В банке прекрасный блондин взрослых лет, в кудрях и в маске под подбородком, говорит куда-то в пространство «сколько же времени?»
«Полвторого», — отвечаю я, и он вздрагивает — ну в самом деле, Тель-Авив, Алленби, с какой стати его должны понимать по-русски. И тут же слышу позади бескомпромиссное: «Сегодня в шесть идём пить к Ане».
«Город захвачен», — думаю я:
— А что, бабка, евреи тут есть?
— Видали на днях парочку, огородами утекли.
Реальность смывается, как свежий акварельный рисунок, который кто-то размазывает мокрой кистью: только что здесь была густая зелень и синь, а вот уже видна фактура белой бумаги.
Это я виновата, много беспокоилась вчера о родителях, к которым хорошо бы рвануть и быть рядом. И что последние дни настают и следует встречать их в оснежённом Подмосковье, там хоть картоху по весне посеять можно. А здесь что, здесь пустыня, я пропаду.
А в результате в тёплом морском воздухе вдруг холодок, колкая льдинка, март, возлюбленный из месяцев, самый красивый брат с тонким лицом и волчьим взглядом, с которым, наверное, выживешь, но сердца не соберёшь.
И я, старая цирковая лошадь, немного выпрямляюсь и поправляю на лбу невидимый пышный султан из перьев.
*
С продавщицей говорили:
— Вы понимаете, что это манка, а не мука? — спрашивает.
— Мне её и надо, я тот человек, у которого правда всё кончилось: манка, соль, сахар, спички.
— И у меня, — говорит продавщица, — сижу тут на продуктах, а в доме пусто. Но это ведь долго не продлится.
— Мой муж из-за границы едет, — говорю, — нам в карантине сидеть.

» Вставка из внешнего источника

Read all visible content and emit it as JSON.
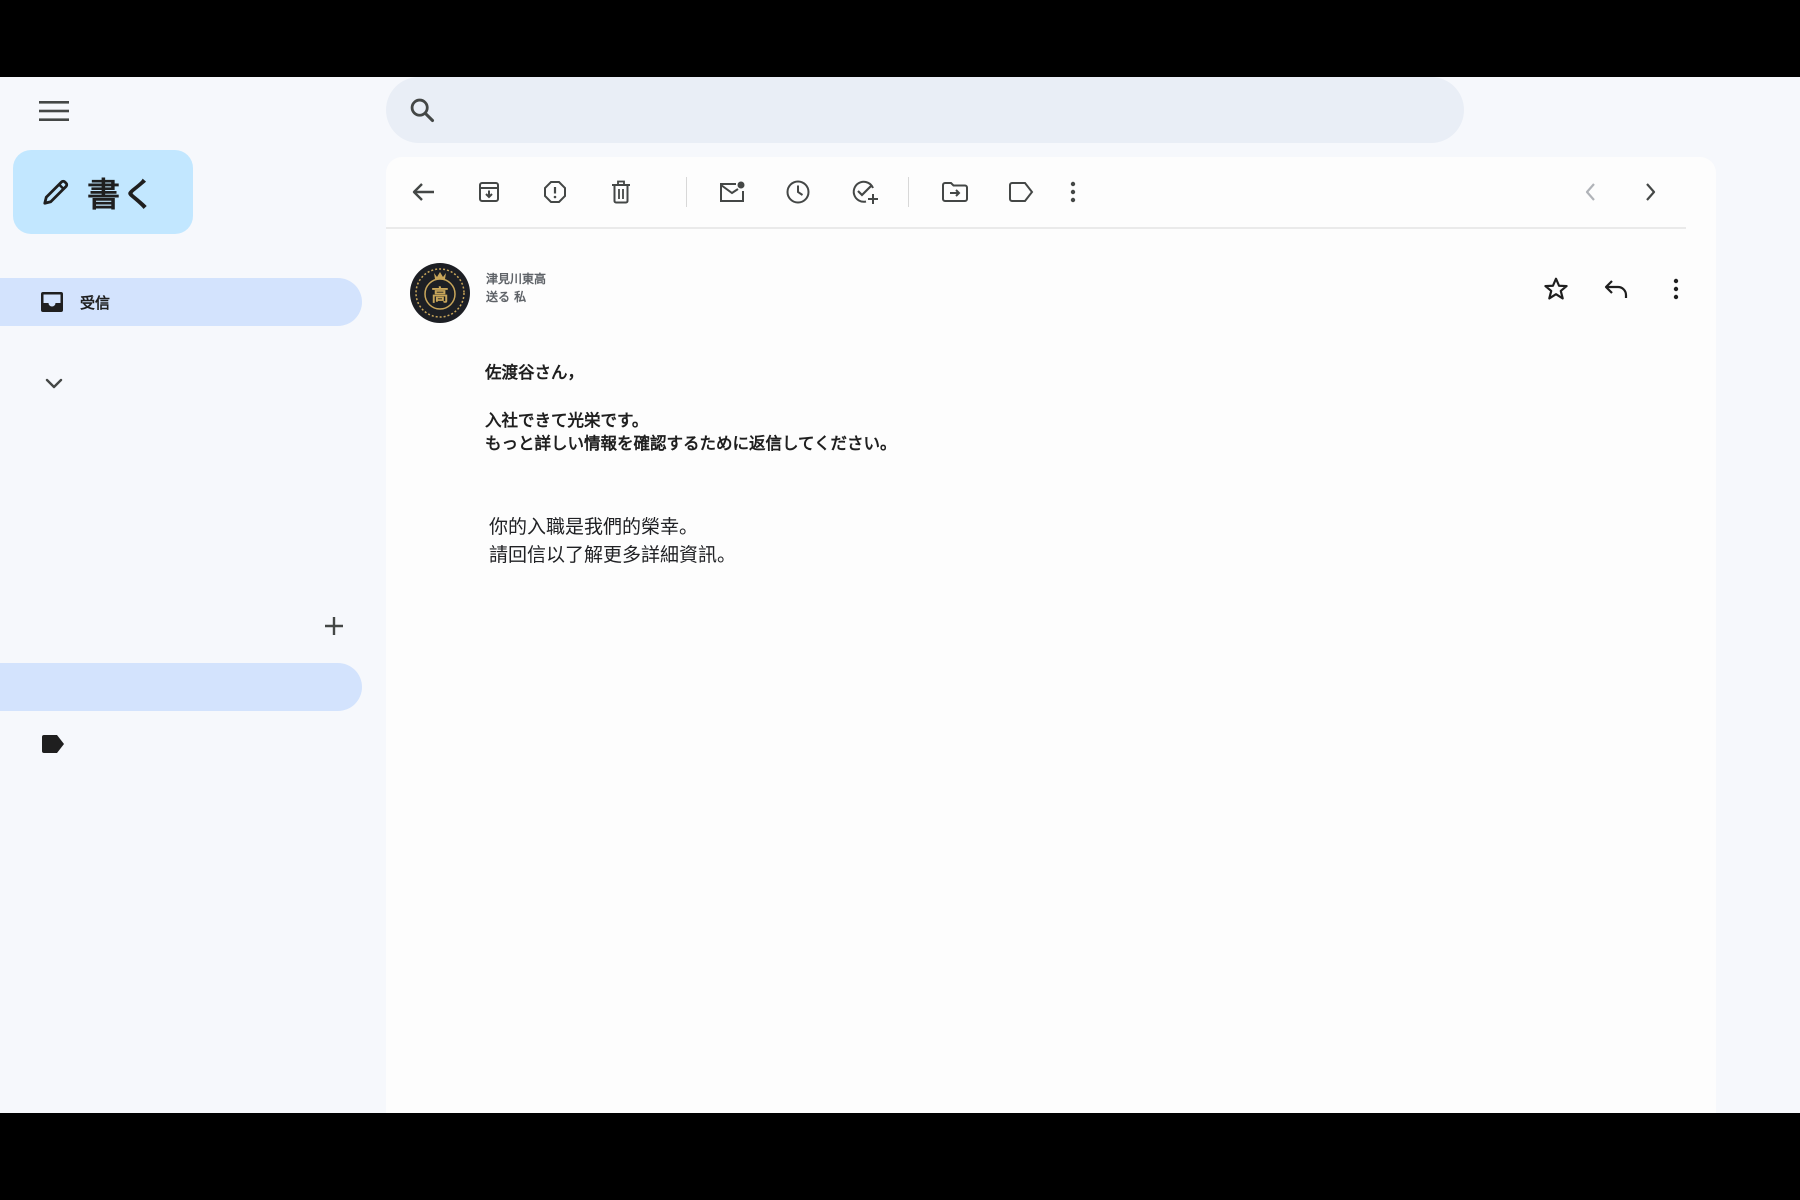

А сама думаю: конечно, не продлится, какой разговор. Тут жизни всего ничего, долго ничто не бывает, всё не навсегда, особенно быстро кончается масло.
Не получается только отделаться от чувства, что как заболела я перед новым годом, так и не поправилась, то ли умерла, то ли в бреду до сих пор, и мир раскручивается вокруг на медленной карусели, поёт мультяшным голосом итальянскую песенку, и сначала смешно, потом тошнит, потом уже страшно, а слезть не можешь. Но и это не продлится, раз верный человек пообещал, так и будет.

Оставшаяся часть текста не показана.